El jardín quería contarme algo, así que me tumbé en él y oprimí
levemente la oreja sobre el césped. Así estuve toda la mañana, echado
cómodamente y escuchando su discurso a través de la hierba. Mi jardín era un gran
conversador. Las veces que soy yo el que quiere contarle algo a él, quito el tubo de
plástico de mis gafas de buceo y lo clavo en su tierra para hablarle por la
embocadura. La mayoría de jardines padecen sordera.

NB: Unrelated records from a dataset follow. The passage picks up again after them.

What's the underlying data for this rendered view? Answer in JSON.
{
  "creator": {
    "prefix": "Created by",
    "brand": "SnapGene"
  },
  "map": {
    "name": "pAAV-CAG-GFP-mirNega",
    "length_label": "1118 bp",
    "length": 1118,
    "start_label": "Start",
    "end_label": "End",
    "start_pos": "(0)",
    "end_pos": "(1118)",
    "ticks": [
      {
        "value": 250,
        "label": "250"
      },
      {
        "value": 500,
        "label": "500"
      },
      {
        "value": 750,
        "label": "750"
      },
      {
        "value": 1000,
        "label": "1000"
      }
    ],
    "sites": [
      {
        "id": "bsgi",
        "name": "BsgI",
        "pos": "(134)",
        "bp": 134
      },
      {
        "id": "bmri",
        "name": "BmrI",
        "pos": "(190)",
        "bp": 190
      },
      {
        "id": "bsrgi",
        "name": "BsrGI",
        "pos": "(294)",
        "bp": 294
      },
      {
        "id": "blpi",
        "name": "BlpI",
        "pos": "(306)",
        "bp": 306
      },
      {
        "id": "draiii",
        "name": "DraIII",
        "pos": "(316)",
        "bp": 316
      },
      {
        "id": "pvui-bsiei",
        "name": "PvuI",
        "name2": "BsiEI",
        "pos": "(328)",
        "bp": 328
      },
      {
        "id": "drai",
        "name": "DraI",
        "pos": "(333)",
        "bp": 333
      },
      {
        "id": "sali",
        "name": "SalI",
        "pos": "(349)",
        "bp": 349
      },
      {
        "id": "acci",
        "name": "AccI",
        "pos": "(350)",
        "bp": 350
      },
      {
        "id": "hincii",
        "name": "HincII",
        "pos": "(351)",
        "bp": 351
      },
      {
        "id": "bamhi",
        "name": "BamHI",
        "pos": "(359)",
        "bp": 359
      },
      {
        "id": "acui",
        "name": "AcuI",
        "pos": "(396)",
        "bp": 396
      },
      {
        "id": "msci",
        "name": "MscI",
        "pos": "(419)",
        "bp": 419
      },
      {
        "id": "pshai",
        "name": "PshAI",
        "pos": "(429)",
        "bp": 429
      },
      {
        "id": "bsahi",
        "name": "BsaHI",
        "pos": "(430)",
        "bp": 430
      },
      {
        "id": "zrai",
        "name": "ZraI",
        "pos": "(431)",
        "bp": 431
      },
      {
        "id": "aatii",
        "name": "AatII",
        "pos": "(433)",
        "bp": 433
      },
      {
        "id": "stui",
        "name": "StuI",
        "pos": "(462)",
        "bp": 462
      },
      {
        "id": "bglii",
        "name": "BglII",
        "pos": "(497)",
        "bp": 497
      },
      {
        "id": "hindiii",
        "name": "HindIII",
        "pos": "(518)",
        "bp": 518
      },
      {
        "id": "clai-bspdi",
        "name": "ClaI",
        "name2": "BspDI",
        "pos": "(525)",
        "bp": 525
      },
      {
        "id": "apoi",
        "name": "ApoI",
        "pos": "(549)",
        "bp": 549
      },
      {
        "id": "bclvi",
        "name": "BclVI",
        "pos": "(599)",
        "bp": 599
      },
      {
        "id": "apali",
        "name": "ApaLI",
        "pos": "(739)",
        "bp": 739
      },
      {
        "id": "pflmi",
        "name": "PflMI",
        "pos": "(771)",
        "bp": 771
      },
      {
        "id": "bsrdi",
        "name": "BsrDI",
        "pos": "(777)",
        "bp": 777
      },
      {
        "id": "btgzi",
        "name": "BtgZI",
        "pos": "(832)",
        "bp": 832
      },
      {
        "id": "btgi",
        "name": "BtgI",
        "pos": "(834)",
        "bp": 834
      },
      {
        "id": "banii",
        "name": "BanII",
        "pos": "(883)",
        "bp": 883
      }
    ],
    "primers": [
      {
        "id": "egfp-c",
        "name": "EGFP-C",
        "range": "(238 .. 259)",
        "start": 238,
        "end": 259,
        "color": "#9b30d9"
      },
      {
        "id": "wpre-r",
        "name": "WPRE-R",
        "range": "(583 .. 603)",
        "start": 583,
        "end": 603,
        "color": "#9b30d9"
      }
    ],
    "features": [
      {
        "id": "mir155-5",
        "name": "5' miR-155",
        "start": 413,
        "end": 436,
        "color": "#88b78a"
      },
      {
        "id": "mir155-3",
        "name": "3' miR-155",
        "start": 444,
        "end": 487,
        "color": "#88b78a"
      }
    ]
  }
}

Esta vez el jardín me habló
del tiempo; de todas sus acepciones. Había muchísimas. El estado atmosférico
era el sentido de la palabra que más le interesaba, pues hacía semanas que las
nubes no ensuciaban el cielo. «En esta época del año el tiempo debería ser más lluvioso»,
dijo con voz arenosa y profunda. Luego se centró en los significados que hacían
referencia al paso del tiempo como período o duración, e hizo una declaración
que me chocó: «…no son los relojes los que miden el tiempo». Como un viejo al
que le encanta contar batallitas siguió hablando y encadenó varias locuciones
sobre el tiempo. Había tantas como abuelos y las pronunció como una
ametralladora: «En tiempo de Maricastaña…; en mis buenos tiempos…; me tomo el
tiempo como viene…; no quiero perder el tiempo…; obedezco al tiempo…; he de
ganar tiempo…; me falta tiempo…; de un tiempo a esta parte…; bebo agua del
tiempo…; de tiempo en tiempo…; capeo el tiempo…; antes de tiempo…; al mismo
tiempo…; me agarro al tiempo…» Y así. Cuando acabó, se tomó un respiro y grito:
«¡¡Correeeeeed, no queda tiempo!!».
El jardín proyectó un profundo
ronquido desde los sustratos más insondables y se quedó dormido. Entonces oí un
rotundo tic-tac que hizo temblar violentamente la tierra.